Getting Carried Away
- Justin Lueger
- 11 minutes ago
- 3 min read
One of the greatest developments in the investing world is how easy it is to become an investor. In a matter of literal minutes, you can open an online account, fund it with a few dollars, and instantaneously purchase a share of any publicly traded company.
It’s that easy.
That, however, is not to say it’s easy to be a good investor.
So while anyone with an internet connection and a few dollars can open and operate an investment account, that doesn’t mean they will be successful in their pursuit of investment gains. In fact, that can be far harder than it would seem.
You wouldn’t know that today, though. It’s been quite easy to do well as an investor over the past three-and-a-half years. Especially if you have been invested in technology companies, it probably feels like big gains are a cinch and this investing thing isn’t nearly as difficult as some say.
But as the saying goes, don’t confuse brains with a bull market.
The U.S. stock market is up more than 8% this year. It was up nearly 18% last year, 25% in 2024, and 26% in 2023. You can’t help but make money in that type of market environment.
But as a collective whole, we investors will take things too far. It’s inevitable. It’s human nature.

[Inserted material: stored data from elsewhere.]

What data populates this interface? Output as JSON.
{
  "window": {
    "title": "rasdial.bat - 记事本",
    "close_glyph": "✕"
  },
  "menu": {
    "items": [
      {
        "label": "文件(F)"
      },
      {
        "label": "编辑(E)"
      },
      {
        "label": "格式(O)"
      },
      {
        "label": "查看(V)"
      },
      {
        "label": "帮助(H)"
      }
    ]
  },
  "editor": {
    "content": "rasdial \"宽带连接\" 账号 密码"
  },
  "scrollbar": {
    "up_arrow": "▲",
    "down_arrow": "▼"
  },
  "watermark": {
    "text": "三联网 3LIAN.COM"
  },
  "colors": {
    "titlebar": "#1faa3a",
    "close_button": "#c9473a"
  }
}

When your blockhead relative or neighbor is boasting about how much money they have made in the market, you naturally think, “Well, if they can do it, I surely can too.” And when everyone around you is making money, it’s painful if you’re not – or not making as much. After all, you’re one of the smartest people you know.

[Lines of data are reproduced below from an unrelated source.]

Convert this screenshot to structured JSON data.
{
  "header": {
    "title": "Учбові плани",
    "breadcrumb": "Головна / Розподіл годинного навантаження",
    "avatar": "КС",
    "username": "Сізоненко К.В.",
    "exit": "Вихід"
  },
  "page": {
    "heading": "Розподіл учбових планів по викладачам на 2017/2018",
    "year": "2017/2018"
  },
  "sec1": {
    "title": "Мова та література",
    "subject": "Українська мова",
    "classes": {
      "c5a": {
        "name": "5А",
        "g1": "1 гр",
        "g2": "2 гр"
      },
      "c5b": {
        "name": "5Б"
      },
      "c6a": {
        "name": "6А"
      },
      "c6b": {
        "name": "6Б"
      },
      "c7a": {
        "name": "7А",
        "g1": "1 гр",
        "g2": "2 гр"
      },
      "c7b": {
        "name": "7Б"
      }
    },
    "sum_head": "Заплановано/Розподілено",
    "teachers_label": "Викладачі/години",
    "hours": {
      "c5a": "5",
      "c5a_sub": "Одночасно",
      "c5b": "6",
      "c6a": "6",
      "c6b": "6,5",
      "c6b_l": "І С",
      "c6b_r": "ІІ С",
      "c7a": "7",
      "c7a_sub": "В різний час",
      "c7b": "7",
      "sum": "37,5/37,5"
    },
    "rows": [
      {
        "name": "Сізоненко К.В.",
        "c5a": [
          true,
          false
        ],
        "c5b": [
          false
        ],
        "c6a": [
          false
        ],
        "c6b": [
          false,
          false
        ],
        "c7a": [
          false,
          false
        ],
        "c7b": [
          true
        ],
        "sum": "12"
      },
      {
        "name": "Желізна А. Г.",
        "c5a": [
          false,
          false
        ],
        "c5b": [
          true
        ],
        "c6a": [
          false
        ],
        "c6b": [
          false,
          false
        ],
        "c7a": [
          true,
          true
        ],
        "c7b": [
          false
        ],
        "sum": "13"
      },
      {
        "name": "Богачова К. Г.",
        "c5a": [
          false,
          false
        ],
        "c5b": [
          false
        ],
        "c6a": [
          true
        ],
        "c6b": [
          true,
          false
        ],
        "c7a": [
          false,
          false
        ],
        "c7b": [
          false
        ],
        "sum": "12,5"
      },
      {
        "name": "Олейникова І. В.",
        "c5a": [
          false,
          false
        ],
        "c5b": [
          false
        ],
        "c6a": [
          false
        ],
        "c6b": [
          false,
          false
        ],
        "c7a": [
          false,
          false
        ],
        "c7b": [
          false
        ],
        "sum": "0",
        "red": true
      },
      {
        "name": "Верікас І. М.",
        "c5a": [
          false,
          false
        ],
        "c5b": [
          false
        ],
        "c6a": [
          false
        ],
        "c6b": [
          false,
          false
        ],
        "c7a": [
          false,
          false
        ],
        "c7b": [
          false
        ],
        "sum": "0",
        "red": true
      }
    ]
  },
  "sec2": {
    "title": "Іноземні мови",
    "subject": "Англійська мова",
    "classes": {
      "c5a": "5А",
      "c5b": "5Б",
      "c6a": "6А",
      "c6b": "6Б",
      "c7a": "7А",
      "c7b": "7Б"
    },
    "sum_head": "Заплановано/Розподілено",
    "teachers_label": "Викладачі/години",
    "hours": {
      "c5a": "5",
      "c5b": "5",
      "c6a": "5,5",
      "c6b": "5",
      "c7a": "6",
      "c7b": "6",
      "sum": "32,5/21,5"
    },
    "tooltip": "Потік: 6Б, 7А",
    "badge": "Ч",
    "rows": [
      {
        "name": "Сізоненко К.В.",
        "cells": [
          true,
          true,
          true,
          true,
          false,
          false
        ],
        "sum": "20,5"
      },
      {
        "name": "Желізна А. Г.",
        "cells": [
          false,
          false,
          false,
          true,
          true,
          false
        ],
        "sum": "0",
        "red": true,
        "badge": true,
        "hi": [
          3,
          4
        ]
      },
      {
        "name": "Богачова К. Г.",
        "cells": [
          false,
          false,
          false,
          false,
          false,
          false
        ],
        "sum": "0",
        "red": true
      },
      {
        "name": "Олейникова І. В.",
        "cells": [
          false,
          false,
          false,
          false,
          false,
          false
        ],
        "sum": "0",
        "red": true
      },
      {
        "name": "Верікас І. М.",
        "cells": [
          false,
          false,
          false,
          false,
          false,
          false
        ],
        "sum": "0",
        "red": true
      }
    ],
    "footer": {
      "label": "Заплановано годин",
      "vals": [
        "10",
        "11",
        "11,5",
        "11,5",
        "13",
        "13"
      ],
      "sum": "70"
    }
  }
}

Just remember, to be a successful investor over a long period of time it doesn’t take genius, it takes discipline.
In fact, exhibiting restraint in times like these may be one of the hardest aspects of investing. When the market seemingly goes in one direction, why would anyone pull back the reins?

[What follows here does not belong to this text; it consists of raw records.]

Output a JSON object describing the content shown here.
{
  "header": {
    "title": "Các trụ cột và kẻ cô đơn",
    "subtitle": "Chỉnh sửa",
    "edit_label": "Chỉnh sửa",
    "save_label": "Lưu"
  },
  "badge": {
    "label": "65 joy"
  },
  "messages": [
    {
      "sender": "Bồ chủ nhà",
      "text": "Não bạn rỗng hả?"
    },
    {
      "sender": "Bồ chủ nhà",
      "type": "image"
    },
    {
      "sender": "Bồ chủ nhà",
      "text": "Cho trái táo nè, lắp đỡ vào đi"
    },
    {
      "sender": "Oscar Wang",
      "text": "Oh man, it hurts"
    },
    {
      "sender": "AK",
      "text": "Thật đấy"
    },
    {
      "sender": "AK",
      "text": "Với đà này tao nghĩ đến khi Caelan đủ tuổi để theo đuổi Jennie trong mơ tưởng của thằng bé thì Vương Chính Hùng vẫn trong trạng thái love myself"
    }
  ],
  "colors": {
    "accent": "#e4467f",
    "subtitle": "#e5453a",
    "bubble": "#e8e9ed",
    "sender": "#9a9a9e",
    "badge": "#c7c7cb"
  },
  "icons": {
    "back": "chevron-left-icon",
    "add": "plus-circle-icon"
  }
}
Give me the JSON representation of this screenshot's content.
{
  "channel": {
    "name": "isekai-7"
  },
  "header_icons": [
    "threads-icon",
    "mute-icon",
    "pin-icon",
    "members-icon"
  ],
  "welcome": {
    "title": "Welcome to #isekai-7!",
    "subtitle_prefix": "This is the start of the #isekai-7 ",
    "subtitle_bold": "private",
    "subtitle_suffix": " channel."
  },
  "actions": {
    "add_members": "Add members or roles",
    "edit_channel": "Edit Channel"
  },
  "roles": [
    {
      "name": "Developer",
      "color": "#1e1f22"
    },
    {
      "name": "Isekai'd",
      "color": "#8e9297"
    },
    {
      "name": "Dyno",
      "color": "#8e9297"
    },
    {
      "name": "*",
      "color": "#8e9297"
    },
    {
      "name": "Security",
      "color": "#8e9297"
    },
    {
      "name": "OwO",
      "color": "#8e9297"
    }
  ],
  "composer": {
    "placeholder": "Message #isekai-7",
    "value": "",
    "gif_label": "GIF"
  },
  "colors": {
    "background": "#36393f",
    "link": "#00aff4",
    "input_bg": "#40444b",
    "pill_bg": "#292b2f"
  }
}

Well, we can learn a lot from the actions of an actual genius.
In 1720, Isaac Newton was 77 years old. Not just a brilliant mathematician and inventor, Newton also fancied himself a keen investor. But his brilliance was no match for his emotions. At that time, the stock making headlines – and people insanely rich – was a company called South Sea Company.
Newton was tired of watching everyone around him make money by buying and selling South Sea Company stock. He thought he may as well make a buck himself. And at first, he did. After buying the stock, it quickly doubled in value and Newton sold his stake at profit of 7,000 British pound sterling, which would be nearly $2 million dollars today.
After he sold out, however, the stock continued ripping higher and higher. Newton declared that he could “calculate the motions of the heavenly bodies, but not the madness of the people.”
Eventually, though, the excitement around the South Sea Company proved too much for Newton and he bought back in – with a much bigger position than the first time. Unfortunately for Newton, the sentiment in the market soon changed for the worse. South Sea Company stock crashed in epic fashion, and Newton ended up losing 20,000 pound sterling, or nearly $5 million, when the bubble burst.
A big brain doesn’t protect investors from getting carried away in a bull market.
Warren Buffett has advised investors to be fearful when others are greedy and greedy when others are fearful.
There’s not a lot of fear in the market today. That’s not to say the market can’t continue marching higher from these levels. Anything is possible.
But a little restraint wouldn’t hurt.